Twee overtuigde aanhangers van de markteconomie; twee vastberaden steunpilaren van de Democratische Partij ook, en toch twee tegengestelde facetten van het kapitalisme, die onderling even veel van elkaar verschilden als een bankier van Bal-zac en een ingenieur van Verne.
Het Palo Alto-gesprek,
zo stelde Houellebecq tot besluit, was een veel te bescheiden ondertitel; Jed Martin had zijn schilderij beter
Een korte geschiedenis van het kapitalisme
kunnen noemen; want dat was het inderdaad.
Na enig dralen werd de datum van de vernissage vastgesteld op
ii
december, een woensdag-de ideale dag, volgens Marylin. De catalogi, met spoed gedrukt in Italië, kwamen net op tijd binnen. Het waren elegante, zelfs luxueuze objecten-daar moet je niet op beknibbelen, had Marylin besloten, naar wie Franz steeds meer zijn oren liet hangen, het begon gewoon bizar te worden, hij volgde haar tijdens haar telefoontjes overal, van kamer naar kamer, als een bichon.
Toen ze een stapel catalogi bij de ingang hadden neergelegd en nog eens hadden gecontroleerd of alle doeken goed hingen, viel er niets meer te doen tot zeven uur 's avonds, het tijdstip van de opening, en de galeriehouder begon zichtbare tekenen van nervositeit te vertonen; op zijn zwarte Diesel-spijkerbroek droeg hij een vreemde, geborduurde Slowaakse boerinnenkiel.
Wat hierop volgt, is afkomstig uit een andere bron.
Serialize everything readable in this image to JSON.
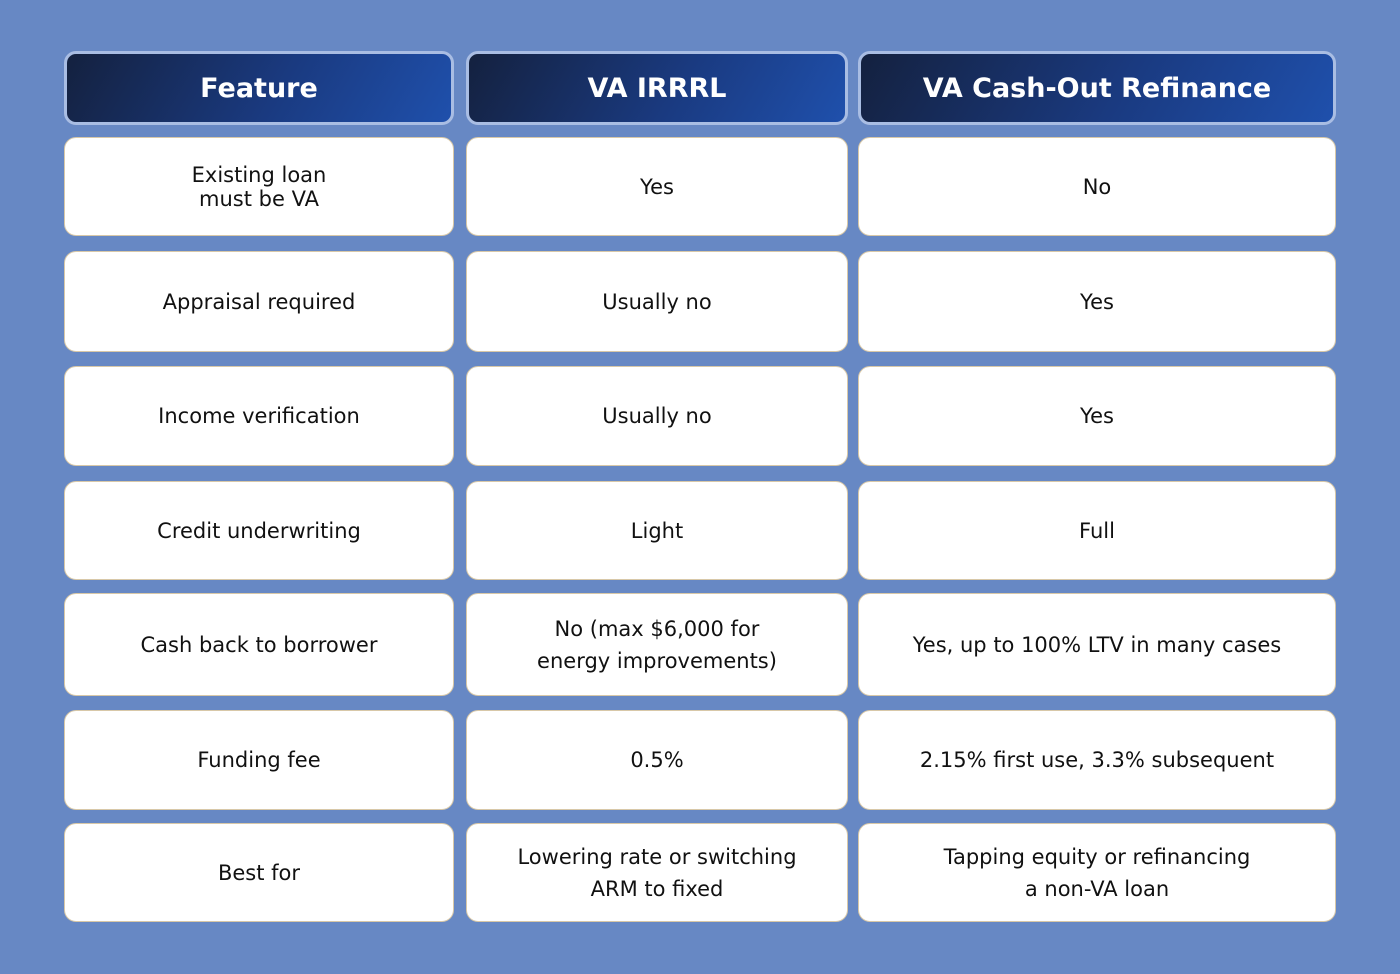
{
  "headers": [
    "Feature",
    "VA IRRRL",
    "VA Cash-Out Refinance"
  ],
  "rows": [
    [
      "Existing loan\nmust be VA",
      "Yes",
      "No"
    ],
    [
      "Appraisal required",
      "Usually no",
      "Yes"
    ],
    [
      "Income verification",
      "Usually no",
      "Yes"
    ],
    [
      "Credit underwriting",
      "Light",
      "Full"
    ],
    [
      "Cash back to borrower",
      "No (max $6,000 for\nenergy improvements)",
      "Yes, up to 100% LTV in many cases"
    ],
    [
      "Funding fee",
      "0.5%",
      "2.15% first use, 3.3% subsequent"
    ],
    [
      "Best for",
      "Lowering rate or switching\nARM to fixed",
      "Tapping equity or refinancing\na non-VA loan"
    ]
  ],
  "colors": {
    "background": "#6788c4",
    "header_start": "#14213f",
    "header_end": "#1f50ac",
    "cell": "#ffffff"
  }
}
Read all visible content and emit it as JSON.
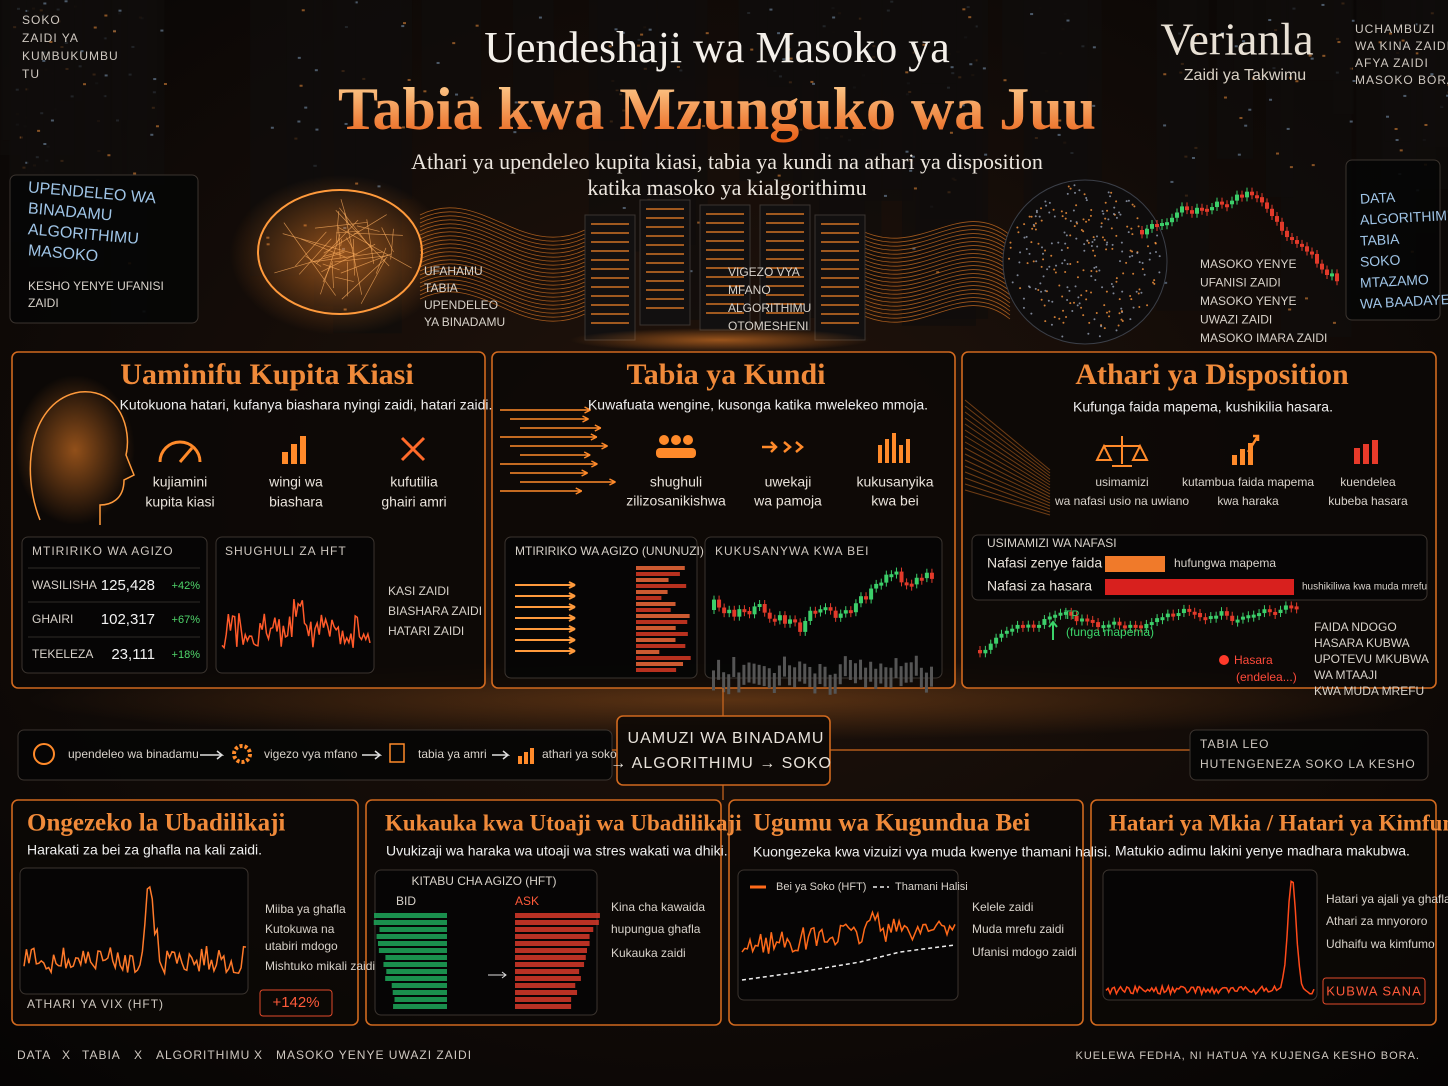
{
  "corner_left": [
    "SOKO",
    "ZAIDI YA",
    "KUMBUKUMBU",
    "TU"
  ],
  "header": {
    "title": "Uendeshaji wa Masoko ya",
    "highlight": "Tabia kwa Mzunguko wa Juu",
    "subtitle": [
      "Athari ya upendeleo kupita kiasi, tabia ya kundi na athari ya disposition",
      "katika masoko ya kialgorithimu"
    ]
  },
  "brand": {
    "name": "Verianla",
    "tagline": "Zaidi ya Takwimu"
  },
  "corner_right": [
    "UCHAMBUZI",
    "WA KINA ZAIDI",
    "AFYA ZAIDI",
    "MASOKO BORA"
  ],
  "side_left": {
    "lines": [
      "UPENDELEO WA",
      "BINADAMU",
      "ALGORITHIMU",
      "MASOKO"
    ],
    "note": [
      "KESHO YENYE UFANISI",
      "ZAIDI"
    ]
  },
  "side_right": [
    "DATA",
    "ALGORITHIMU",
    "TABIA",
    "SOKO",
    "MTAZAMO",
    "WA BAADAYE"
  ],
  "hero": {
    "brain": [
      "UFAHAMU",
      "TABIA",
      "UPENDELEO",
      "YA BINADAMU"
    ],
    "servers": [
      "VIGEZO VYA",
      "MFANO",
      "ALGORITHIMU",
      "OTOMESHENI"
    ],
    "globe": [
      "MASOKO YENYE",
      "UFANISI ZAIDI",
      "MASOKO YENYE",
      "UWAZI ZAIDI",
      "MASOKO IMARA ZAIDI"
    ]
  },
  "overconfidence": {
    "title": "Uaminifu Kupita Kiasi",
    "subtitle": "Kutokuona hatari, kufanya biashara nyingi zaidi, hatari zaidi.",
    "icons": [
      [
        "kujiamini",
        "kupita kiasi"
      ],
      [
        "wingi wa",
        "biashara"
      ],
      [
        "kufutilia",
        "ghairi amri"
      ]
    ],
    "table": {
      "title": "MTIRIRIKO WA AGIZO",
      "rows": [
        [
          "WASILISHA",
          "125,428",
          "+42%"
        ],
        [
          "GHAIRI",
          "102,317",
          "+67%"
        ],
        [
          "TEKELEZA",
          "23,111",
          "+18%"
        ]
      ]
    },
    "chart_title": "SHUGHULI ZA HFT",
    "notes": [
      "KASI ZAIDI",
      "BIASHARA ZAIDI",
      "HATARI ZAIDI"
    ]
  },
  "herding": {
    "title": "Tabia ya Kundi",
    "subtitle": "Kuwafuata wengine, kusonga katika mwelekeo mmoja.",
    "icons": [
      [
        "shughuli",
        "zilizosanikishwa"
      ],
      [
        "uwekaji",
        "wa pamoja"
      ],
      [
        "kukusanyika",
        "kwa bei"
      ]
    ],
    "flow_title": "MTIRIRIKO WA AGIZO (UNUNUZI)",
    "chart_title": "KUKUSANYWA KWA BEI"
  },
  "disposition": {
    "title": "Athari ya Disposition",
    "subtitle": "Kufunga faida mapema, kushikilia hasara.",
    "icons": [
      [
        "usimamizi",
        "wa nafasi usio na uwiano"
      ],
      [
        "kutambua faida mapema",
        "kwa haraka"
      ],
      [
        "kuendelea",
        "kubeba hasara"
      ]
    ],
    "positions": {
      "title": "USIMAMIZI WA NAFASI",
      "rows": [
        [
          "Nafasi zenye faida",
          "hufungwa mapema"
        ],
        [
          "Nafasi za hasara",
          "hushikiliwa kwa muda mrefu"
        ]
      ]
    },
    "tp": [
      "TP",
      "(funga mapema)"
    ],
    "loss": [
      "Hasara",
      "(endelea...)"
    ],
    "notes": [
      "FAIDA NDOGO",
      "HASARA KUBWA",
      "UPOTEVU MKUBWA",
      "WA MTAAJI",
      "KWA MUDA MREFU"
    ]
  },
  "flow": {
    "steps": [
      "upendeleo wa binadamu",
      "vigezo vya mfano",
      "tabia ya amri",
      "athari ya soko"
    ],
    "center": [
      "UAMUZI WA BINADAMU",
      "→ ALGORITHIMU → SOKO"
    ],
    "right": [
      "TABIA LEO",
      "HUTENGENEZA SOKO LA KESHO"
    ]
  },
  "volatility": {
    "title": "Ongezeko la Ubadilikaji",
    "subtitle": "Harakati za bei za ghafla na kali zaidi.",
    "notes": [
      "Miiba ya ghafla",
      "Kutokuwa na",
      "utabiri mdogo",
      "Mishtuko mikali zaidi"
    ],
    "caption": "ATHARI YA VIX (HFT)",
    "badge": "+142%"
  },
  "liquidity": {
    "title": "Kukauka kwa Utoaji wa Ubadilikaji",
    "subtitle": "Uvukizaji wa haraka wa utoaji wa stres wakati wa dhiki.",
    "book_title": "KITABU CHA AGIZO (HFT)",
    "bid": "BID",
    "ask": "ASK",
    "notes": [
      "Kina cha kawaida",
      "hupungua ghafla",
      "Kukauka zaidi"
    ]
  },
  "price_discovery": {
    "title": "Ugumu wa Kugundua Bei",
    "subtitle": "Kuongezeka kwa vizuizi vya muda kwenye thamani halisi.",
    "legend": [
      "Bei ya Soko (HFT)",
      "Thamani Halisi"
    ],
    "notes": [
      "Kelele zaidi",
      "Muda mrefu zaidi",
      "Ufanisi mdogo zaidi"
    ]
  },
  "tail_risk": {
    "title": "Hatari ya Mkia / Hatari ya Kimfumo",
    "subtitle": "Matukio adimu lakini yenye madhara makubwa.",
    "notes": [
      "Hatari ya ajali ya ghafla",
      "Athari za mnyororo",
      "Udhaifu wa kimfumo"
    ],
    "badge": "KUBWA SANA"
  },
  "footer": {
    "items": [
      "DATA",
      "TABIA",
      "ALGORITHIMU",
      "MASOKO YENYE UWAZI ZAIDI"
    ],
    "separator": "X",
    "tagline": "KUELEWA FEDHA, NI HATUA YA KUJENGA KESHO BORA."
  }
}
Marylin, heel cool, checkte nog wat details op haar mobiel en liep van het ene schilderij naar het andere met Franz op haar hielen.
It's a game, it's a million dollar game.
.
Tegen halfzeven begon Jed moe te worden van het gedraai van de twee trawanten, en hij kondigde aan dat hij een ommetje ging maken. 'Gewoon een ommetje over straat, ik loop even wat over straat, wees niet bang, lopen is goed voor de gezondheid.'
Zijn opmerking getuigde van overdreven optimisme, besefte hij zodra hij voet zette op de Boulevard Vincent-Auriol. Auto's reden op hoge snelheid voorbij en spetterden hem nat, het was koud en de regen viel met bakken uit de hemel, dat was alles wat je de Boulevard Vincent-Auriol die avond kon nageven. Een grote Casino-supermarkt en een Shell-tankstation bleven de enige waarneembare centra van energie, de enige maatschappelijke opties die misschien nog verlangen, geluk en vreugde konden oproepen. Jed kende die kernen van leven al: van de Casino was hij jarenlang vaste klant geweest, voordat hij was geswitcht naar de Franprix aan de Boulevard de 1'Hôpital. Ook de Shell kende hij goed: hij was op heel wat zondagen blij geweest dat hij daar Pringles en flessen Hépar-bronwater kon inslaan, maar dat was die avond onzinnig, er was uiteraard een cocktail voorzien, ze hadden de hulp van een
traiteur
ingeroepen.
Toch liep hij te midden van tientallen andere klanten de supermarkt binnen, waar hij direct verschillende verbeteringen kon vaststellen. In de buurt van de boeken bood een tijdschriftenafdeling nu een flinke keus aan kranten en bladen. Het aanbod aan verse Italiaanse pasta was nog overvloediger dan voorheen, helemaal niets leek de opmars van verse Italiaanse pasta te kunnen stuiten; en bovenal waren de foodcourtfaciliteiten van de winkel verrijkt met een prachtige, gloednieuwe selfservice Salad Bar met zo'n vijftien variëteiten op een rij, waarvan sommige er verrukkelijk uitzagen. Dat alles gaf hem veel zin om terug te switchen; het gaf hem
verduiveld
veel zin om terug te switchen, zou Houellebecq hebben gezegd, wiens afwezigheid Jed ineens intens verdrietig stemde daar tegenover de Salad Bar, waar een paar vrouwen van middelbare leeftijd dubbend de calorische waarde van de aangeboden composities probeerden in te schatten. Hij wist dat de schrijver net als hij een voorliefde had voor de verkoop via supermarkten,
echte
verkoop zoals hij graag zei, en net als hij vurig verlangde naar de fusie, in een meer of minder utopische en verre toekomst, van de verschillende winkelketens tot één grote totaalsupermarkt die in alle menselijke behoeften zou voorzien. Wat zou het mooi zijn geweest om samen deze gerenoveerde Casino te bezoeken en elkaar met een elleboogstoot te wijzen op volkomen nieuwe productsegmenten, of op een bijzonder volledig en helder nieuw voedingswaarde-etiket...!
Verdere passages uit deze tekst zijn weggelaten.